Pastors in the United States continue to feel increasingly exhausted, isolated and uncertain of their place in ministry in the wake of the COVID-19 pandemic, Barna reports in a new study on clergy resilience.
Barna said its research “shows that pastors’ confidence and satisfaction in their vocation has decreased significantly in the past few years, and two in five (41%) say they’ve considered quitting ministry in the last 12 months.”
But an expert on congregational health said these and other well-known trends in the American church aren’t limited to ministers and are nothing to lose hope about.
“The clergy are the canary in the coal mine here.”
“There are a lot of men and women who are hurting in ministry, and I don’t want to minimize the fact that a lot of minsters need a good counselor or a therapist,” said Bill Wilson, founder of the Center for Healthy Churches. “But this is a North American church issue. The same statistics would probably be true not just of clergy, but of lay leaders, and I think congregations are discouraged. The clergy are the canary in the coal mine here.”
But they are also struggling considerably, according to the Barna study that reported sharply increased feelings of loneliness among pastors. In 2022, 52% of pastors reported being “very satisfied” with their jobs, down from 67% in 2020 and 72% in 2015.
“Overall, the percentage of pastors who say they have gone through a period when they significantly doubted their calling for ministry has more than doubled since 2015 (from 24% to 55% in 2022),” according to the study. “Pastors aren’t just broadly less happy with their work than they used to be, they may also be less sure of where they’re supposed to be.”
And the trend is “especially notable among younger pastors — just 35% of pastors under 45 say they are ‘very satisfied.’ This troubling decline in vocational satisfaction may cause significant problems for churches in the future,” Barna said.
Wilson said those problems, although real, are not the entire story. “We are coming up on a season — the biblical metaphor would be pruning — that is challenging, but there is hope that what emerges beyond this season of turmoil is going to be somehow better in some respects.”
In part, past experience suggests there will be light at the end of the tunnel for ministers and congregations, he added. “The church has always been at its best when the challenges were most severe. From the beginning, it’s been our MO that we rise to the occasion. So, there is a sense in which these are tough days, but we are going to be fine, we are going to survive this. That doesn’t make the person in ministry feel any better, but I don’t want to leave people just frightened.”
But it will take dedication and creativity for churches to respond to the cultural trends that are keeping sanctuaries and Sunday school classrooms underutilized, he said.
“Congregations and minsters have to reframe these challenges. We have been waiting for an invitation to be innovative, even entrepreneurial. Here’s our chance because the old ways of doing ministry are not producing results.”

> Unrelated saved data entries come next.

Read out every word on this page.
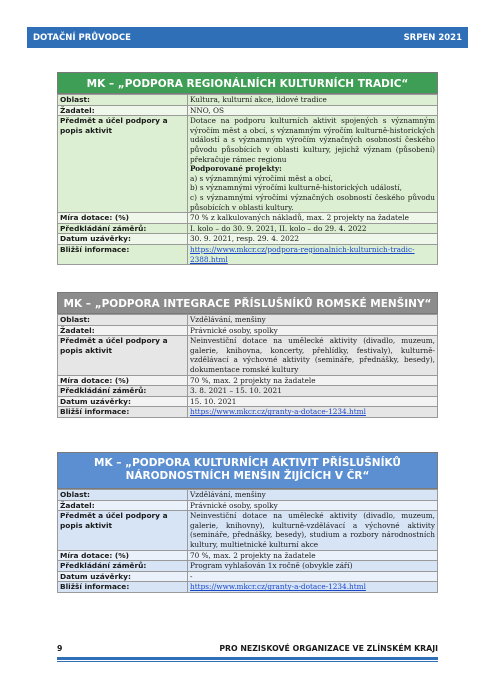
DOTAČNÍ PRŮVODCE	SRPEN 2021
MK – „PODPORA REGIONÁLNÍCH KULTURNÍCH TRADIC“
Oblast:	Kultura, kulturní akce, lidové tradice
Žadatel:	NNO, OS
Předmět a účel podpory a popis aktivit	Dotace na podporu kulturních aktivit spojených s významným výročím měst a obcí, s významným výročím kulturně-historických událostí a s významným výročím význačných osobností českého původu působících v oblasti kultury, jejichž význam (působení) překračuje rámec regionu
Podporované projekty:
a) s významnými výročími měst a obcí,
b) s významnými výročími kulturně-historických událostí,
c) s významnými výročími význačných osobností českého původu působících v oblasti kultury.

Míra dotace: (%)	70 % z kalkulovaných nákladů, max. 2 projekty na žadatele
Předkládání záměrů:	I. kolo – do 30. 9. 2021, II. kolo – do 29. 4. 2022
Datum uzávěrky:	30. 9. 2021, resp. 29. 4. 2022
Bližší informace:	https://www.mkcr.cz/podpora-regionalnich-kulturnich-tradic-2388.html
MK – „PODPORA INTEGRACE PŘÍSLUŠNÍKŮ ROMSKÉ MENŠINY“
Oblast:	Vzdělávání, menšiny
Žadatel:	Právnické osoby, spolky
Předmět a účel podpory a popis aktivit	Neinvestiční dotace na umělecké aktivity (divadlo, muzeum, galerie, knihovna, koncerty, přehlídky, festivaly), kulturně-vzdělávací a výchovné aktivity (semináře, přednášky, besedy), dokumentace romské kultury
Míra dotace: (%)	70 %, max. 2 projekty na žadatele
Předkládání záměrů:	3. 8. 2021 – 15. 10. 2021
Datum uzávěrky:	15. 10. 2021
Bližší informace:	https://www.mkcr.cz/granty-a-dotace-1234.html
MK – „PODPORA KULTURNÍCH AKTIVIT PŘÍSLUŠNÍKŮ
NÁRODNOSTNÍCH MENŠIN ŽIJÍCÍCH V ČR“
Oblast:	Vzdělávání, menšiny
Žadatel:	Právnické osoby, spolky
Předmět a účel podpory a popis aktivit	Neinvestiční dotace na umělecké aktivity (divadlo, muzeum, galerie, knihovny), kulturně-vzdělávací a výchovné aktivity (semináře, přednášky, besedy), studium a rozbory národnostních kultury, multietnické kulturní akce
Míra dotace: (%)	70 %, max. 2 projekty na žadatele
Předkládání záměrů:	Program vyhlašován 1x ročně (obvykle září)
Datum uzávěrky:	-
Bližší informace:	https://www.mkcr.cz/granty-a-dotace-1234.html
9	PRO NEZISKOVÉ ORGANIZACE VE ZLÍNSKÉM KRAJI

The “paint-by-numbers” approach to ministry must be traded for imagination and the willingness to experiment with new configurations of being church, he explained. “A lot of people are saying, ‘We just want it to be the way it used to be. We want our robed choirs back and leave us alone.’ But that isn’t going to happen.”
While Wilson said he has no bullet list for what new options can or should be, one place to start is identifying ways to engage with young people.
“I have seen churches putting together dream teams and pushing themselves out of their comfort zones to listen to the world around them,” he said. “The data out there show the No. 1 social issue is loneliness, especially around Generation Z.”
Churches that are open to change are well positioned to provide access to authentic community to young people and others who are lonely “in this unsettled season,” Wilson said.
“For churches with way too much building and way too few people, being entrepreneurial could mean repurposing congregational facilities for the good of the community. Is it a bad thing or a good thing that we have unused space? Well, it’s both, but instead of lamenting that we don’t have five children’s rooms filled with children anymore, maybe consider that it means we have four rooms available for other things.”